Ein kleiner Kritikpunkt sind Schwächen in der Übersetzung bzw. im Ausdruck. Was will der Autor sagen, wenn es z.B. heißt, dass Talente einen „logistischen Nutzen“ (S. 36) haben oder dass die „neue Generation von Dienstarchitekten“ sich um „nonkonformistische Ideologien“ (S. 88) dreht? Die Formulierungen, dass unser Herr „von Herrlichkeit zu Hörigkeit“ (S. 64) herabstieg oder dass der Prophet Jeremia Gottes „Mundstück“ (S. 67) ist, sind irreführend. Stellenweise ist die Übersetzung etwas salopp und wirkt befremdend, z.B. wenn der Leiter „seine Pappenheimer“ (S. 87) kennt oder die selbsternannten evangelikalen Leiter etwas „verzapfen“ (S. 94).

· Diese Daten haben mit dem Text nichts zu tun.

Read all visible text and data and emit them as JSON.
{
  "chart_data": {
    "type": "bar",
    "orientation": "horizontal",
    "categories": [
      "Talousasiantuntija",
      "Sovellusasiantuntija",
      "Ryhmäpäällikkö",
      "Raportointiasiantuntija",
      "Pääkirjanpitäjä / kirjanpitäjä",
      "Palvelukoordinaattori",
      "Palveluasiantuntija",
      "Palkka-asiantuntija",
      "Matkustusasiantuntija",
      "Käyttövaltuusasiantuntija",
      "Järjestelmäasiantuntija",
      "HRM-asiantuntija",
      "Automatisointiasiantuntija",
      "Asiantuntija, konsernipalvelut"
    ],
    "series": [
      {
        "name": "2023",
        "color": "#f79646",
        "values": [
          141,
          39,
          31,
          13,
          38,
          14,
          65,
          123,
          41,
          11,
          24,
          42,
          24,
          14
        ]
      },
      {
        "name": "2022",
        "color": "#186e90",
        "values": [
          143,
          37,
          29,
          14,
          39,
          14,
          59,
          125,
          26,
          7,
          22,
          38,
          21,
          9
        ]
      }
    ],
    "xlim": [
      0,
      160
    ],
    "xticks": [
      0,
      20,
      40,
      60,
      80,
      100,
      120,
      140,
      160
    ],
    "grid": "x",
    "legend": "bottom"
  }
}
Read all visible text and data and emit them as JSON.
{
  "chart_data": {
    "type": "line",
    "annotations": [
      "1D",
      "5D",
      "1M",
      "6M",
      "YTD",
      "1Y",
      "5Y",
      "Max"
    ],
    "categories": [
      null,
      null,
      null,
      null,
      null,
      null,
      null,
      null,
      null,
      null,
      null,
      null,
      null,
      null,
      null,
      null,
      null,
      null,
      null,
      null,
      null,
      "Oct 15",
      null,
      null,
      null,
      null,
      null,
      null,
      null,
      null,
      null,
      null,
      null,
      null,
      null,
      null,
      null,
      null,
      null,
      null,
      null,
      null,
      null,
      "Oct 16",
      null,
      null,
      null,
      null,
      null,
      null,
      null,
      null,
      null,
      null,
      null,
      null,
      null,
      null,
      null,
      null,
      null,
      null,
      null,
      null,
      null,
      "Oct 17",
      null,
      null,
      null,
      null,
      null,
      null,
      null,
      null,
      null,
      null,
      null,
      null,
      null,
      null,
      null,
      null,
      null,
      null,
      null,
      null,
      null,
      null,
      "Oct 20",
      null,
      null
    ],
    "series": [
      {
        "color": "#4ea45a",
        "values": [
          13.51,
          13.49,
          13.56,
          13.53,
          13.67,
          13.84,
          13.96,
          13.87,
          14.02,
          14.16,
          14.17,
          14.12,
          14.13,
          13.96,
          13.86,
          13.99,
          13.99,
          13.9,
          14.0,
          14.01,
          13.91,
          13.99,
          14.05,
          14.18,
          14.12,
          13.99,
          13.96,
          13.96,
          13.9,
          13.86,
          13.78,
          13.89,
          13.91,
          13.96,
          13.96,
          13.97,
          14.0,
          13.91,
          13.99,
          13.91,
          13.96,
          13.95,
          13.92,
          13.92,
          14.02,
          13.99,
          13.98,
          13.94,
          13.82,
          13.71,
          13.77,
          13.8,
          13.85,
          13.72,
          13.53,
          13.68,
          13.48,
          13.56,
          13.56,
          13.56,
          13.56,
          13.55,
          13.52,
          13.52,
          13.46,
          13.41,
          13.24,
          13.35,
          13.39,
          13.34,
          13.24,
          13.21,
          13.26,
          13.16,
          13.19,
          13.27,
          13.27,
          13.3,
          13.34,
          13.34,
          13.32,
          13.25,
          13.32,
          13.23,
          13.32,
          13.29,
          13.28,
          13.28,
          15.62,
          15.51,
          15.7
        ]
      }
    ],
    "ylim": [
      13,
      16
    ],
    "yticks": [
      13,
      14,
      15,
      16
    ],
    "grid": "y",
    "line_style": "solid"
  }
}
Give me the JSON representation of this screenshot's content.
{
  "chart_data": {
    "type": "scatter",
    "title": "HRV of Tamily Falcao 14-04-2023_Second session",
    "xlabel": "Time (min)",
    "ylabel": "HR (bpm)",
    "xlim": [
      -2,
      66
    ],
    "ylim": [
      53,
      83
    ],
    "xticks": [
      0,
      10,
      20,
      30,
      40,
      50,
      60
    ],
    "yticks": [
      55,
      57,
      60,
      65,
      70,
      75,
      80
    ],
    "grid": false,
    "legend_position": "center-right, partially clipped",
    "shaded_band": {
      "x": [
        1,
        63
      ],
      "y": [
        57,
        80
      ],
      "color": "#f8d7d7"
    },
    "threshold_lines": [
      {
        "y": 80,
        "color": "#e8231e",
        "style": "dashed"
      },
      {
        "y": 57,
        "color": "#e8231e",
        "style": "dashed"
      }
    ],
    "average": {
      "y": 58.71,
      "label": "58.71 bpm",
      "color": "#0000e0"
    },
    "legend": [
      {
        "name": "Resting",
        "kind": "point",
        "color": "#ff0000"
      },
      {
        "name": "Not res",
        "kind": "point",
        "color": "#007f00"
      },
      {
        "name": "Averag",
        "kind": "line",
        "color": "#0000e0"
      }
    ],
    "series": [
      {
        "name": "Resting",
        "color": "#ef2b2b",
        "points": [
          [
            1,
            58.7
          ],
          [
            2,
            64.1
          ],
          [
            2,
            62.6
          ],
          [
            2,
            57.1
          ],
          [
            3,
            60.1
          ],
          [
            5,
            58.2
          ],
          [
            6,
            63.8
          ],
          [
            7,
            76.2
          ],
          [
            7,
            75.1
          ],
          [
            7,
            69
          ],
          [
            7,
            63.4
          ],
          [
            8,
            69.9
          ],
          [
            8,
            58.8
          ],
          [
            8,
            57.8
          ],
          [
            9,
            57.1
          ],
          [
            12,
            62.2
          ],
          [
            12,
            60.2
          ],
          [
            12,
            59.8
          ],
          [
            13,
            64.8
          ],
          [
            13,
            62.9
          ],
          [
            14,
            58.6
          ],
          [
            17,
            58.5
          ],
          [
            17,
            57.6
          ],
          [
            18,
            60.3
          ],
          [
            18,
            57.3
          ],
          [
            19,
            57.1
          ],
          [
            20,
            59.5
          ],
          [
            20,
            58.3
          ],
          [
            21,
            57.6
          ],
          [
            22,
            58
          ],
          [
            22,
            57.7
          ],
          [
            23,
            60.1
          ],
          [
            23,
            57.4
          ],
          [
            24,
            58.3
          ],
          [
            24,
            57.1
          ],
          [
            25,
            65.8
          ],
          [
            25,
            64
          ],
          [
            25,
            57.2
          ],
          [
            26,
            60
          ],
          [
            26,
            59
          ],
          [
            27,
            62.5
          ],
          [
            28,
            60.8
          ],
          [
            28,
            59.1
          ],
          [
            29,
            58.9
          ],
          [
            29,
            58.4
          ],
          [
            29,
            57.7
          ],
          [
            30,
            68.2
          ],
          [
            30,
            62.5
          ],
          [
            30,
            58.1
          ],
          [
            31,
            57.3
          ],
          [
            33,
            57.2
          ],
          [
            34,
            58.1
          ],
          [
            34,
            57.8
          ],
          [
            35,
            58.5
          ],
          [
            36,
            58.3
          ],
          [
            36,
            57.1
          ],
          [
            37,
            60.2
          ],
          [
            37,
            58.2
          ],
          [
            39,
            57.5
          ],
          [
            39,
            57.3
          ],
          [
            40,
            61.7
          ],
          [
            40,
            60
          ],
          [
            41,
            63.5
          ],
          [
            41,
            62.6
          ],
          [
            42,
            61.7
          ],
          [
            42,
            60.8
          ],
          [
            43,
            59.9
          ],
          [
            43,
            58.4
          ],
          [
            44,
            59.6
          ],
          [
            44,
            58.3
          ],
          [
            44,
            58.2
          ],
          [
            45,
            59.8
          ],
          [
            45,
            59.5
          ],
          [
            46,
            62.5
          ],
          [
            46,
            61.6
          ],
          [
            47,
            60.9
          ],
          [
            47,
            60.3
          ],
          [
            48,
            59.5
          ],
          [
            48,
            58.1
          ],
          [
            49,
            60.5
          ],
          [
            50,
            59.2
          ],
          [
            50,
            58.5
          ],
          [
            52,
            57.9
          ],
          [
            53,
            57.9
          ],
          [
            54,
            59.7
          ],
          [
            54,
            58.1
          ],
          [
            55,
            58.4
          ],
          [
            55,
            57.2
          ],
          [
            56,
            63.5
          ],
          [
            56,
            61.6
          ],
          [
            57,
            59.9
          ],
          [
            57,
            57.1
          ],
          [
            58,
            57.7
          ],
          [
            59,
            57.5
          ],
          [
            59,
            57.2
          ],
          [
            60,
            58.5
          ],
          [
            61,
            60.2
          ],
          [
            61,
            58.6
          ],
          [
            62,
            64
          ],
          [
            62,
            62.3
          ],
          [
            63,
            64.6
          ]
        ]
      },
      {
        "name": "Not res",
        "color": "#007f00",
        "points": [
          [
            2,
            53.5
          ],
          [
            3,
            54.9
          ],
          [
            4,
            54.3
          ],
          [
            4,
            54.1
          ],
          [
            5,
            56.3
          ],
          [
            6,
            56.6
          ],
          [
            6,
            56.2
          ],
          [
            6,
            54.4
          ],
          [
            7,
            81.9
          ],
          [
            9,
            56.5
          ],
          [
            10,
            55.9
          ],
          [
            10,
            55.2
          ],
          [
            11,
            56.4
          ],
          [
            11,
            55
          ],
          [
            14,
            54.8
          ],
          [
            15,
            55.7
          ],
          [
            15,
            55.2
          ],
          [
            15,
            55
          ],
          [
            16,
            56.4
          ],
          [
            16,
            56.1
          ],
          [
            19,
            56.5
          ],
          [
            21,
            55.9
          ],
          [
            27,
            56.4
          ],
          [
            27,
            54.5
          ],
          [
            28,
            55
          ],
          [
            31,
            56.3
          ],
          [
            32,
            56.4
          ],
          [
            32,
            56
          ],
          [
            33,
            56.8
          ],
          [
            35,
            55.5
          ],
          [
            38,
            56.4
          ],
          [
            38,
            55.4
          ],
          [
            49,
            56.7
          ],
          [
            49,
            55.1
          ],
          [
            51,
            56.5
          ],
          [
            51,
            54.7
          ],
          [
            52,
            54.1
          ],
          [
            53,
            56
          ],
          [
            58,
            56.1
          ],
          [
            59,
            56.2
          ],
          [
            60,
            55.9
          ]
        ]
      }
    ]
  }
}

Wragg führt immer wieder pauschale Kritik an der jungen Generation von Leitern an. Er stellt z.B. fest: „Leider haben wir es mit einer Generation von neuen Leitern zu tun, die glauben, dass Einfluss von menschlichen Innovationen und Kunstgriffen abhängt. Sie sind zu dem Schluss gelangt, dass Gottes Wort irgendwie einige der wichtigsten Schlüssel für die dynamische Leiterschaft ausgelassen hat“ (S. 27). Er wirft ihnen vor: „Viele der jungen evangelikalen Leiter von heute sind nicht das Produkt der Tugenden, die zur Heiligung beitragen, sondern der Besessenheit unserer Kultur von schamloser Sinnlichkeit“ (S. 40). Seine Kritik ist von der Gemeindewachstumsbewegung und der Emerging Church her zu verstehen und sicher in zahlreichen Fällen berechtigt. Doch wenn er pauschal über die junge Generation von Leitern urteilt und polemisch feststellt „Willkommen in der hirnrissigen Welt des postevangelikalen Gemeindelebens!“ (S. 39), bekommt seine Kritik einen Beigeschmack. Paulus fordert von einem Leiter, dass er trotz klarer Überzeugung „freundlich gegen jedermann“ (2Tim 2,24–26) sein soll. Wragg geht in seiner Kritik an jungen Evangelikalen so weit, dass er urteilt, dass sich die heutige Zeit „als die am meisten umkämpfte Gemeindeepoche bezüglich des Dienstes am Evangelium erweisen wird“ (S. 94). Ein Blick in die Kirchengeschichte lässt den Leser an dieser Einschätzung zweifeln. Die heutige Situation stellt Leiter sicher vor große Herausforderungen, aber sie bietet im Vergleich zu anderen Epochen gleichzeitig viele Chancen für die Verkündigung des Evangeliums. Wragg widerspricht mit seiner pessimistischen Sichtweise seiner eigenen Anforderung, dass Leiter hoffnungsvoll und optimistisch sein sollen (Vgl. S. 249). Das Evangelium bildet eine gute Grundlage dafür. Wir dürfen Gottes Souveränität vertrauen.

Hoffnung für Leiter

Insgesamt vermittelt das Buch von Wragg aber durch den klaren Fokus auf das Wort Gottes Hoffnung für jeden, der als Leiter tätig ist. Es enthält wertvolle Lektionen für aktuelle und zukünftige Älteste. Es zeichnet sich durch die langjährige Erfahrung des Autors aus, die sich in anschaulichen Beispielen und zahlreichen praktischen Hinweisen zeigt. Es ermutigt, das Vertrauen selbst in Krisen und Konflikten auf Gott und sein Wort zu setzen.

Buch

Jerry Wragg. Tapfere Gemeindemänner. Wie Leiter leben und lehren, so dass andere ihnen nachfolgen. EBTC, 2019, 280 S. 14,90 €.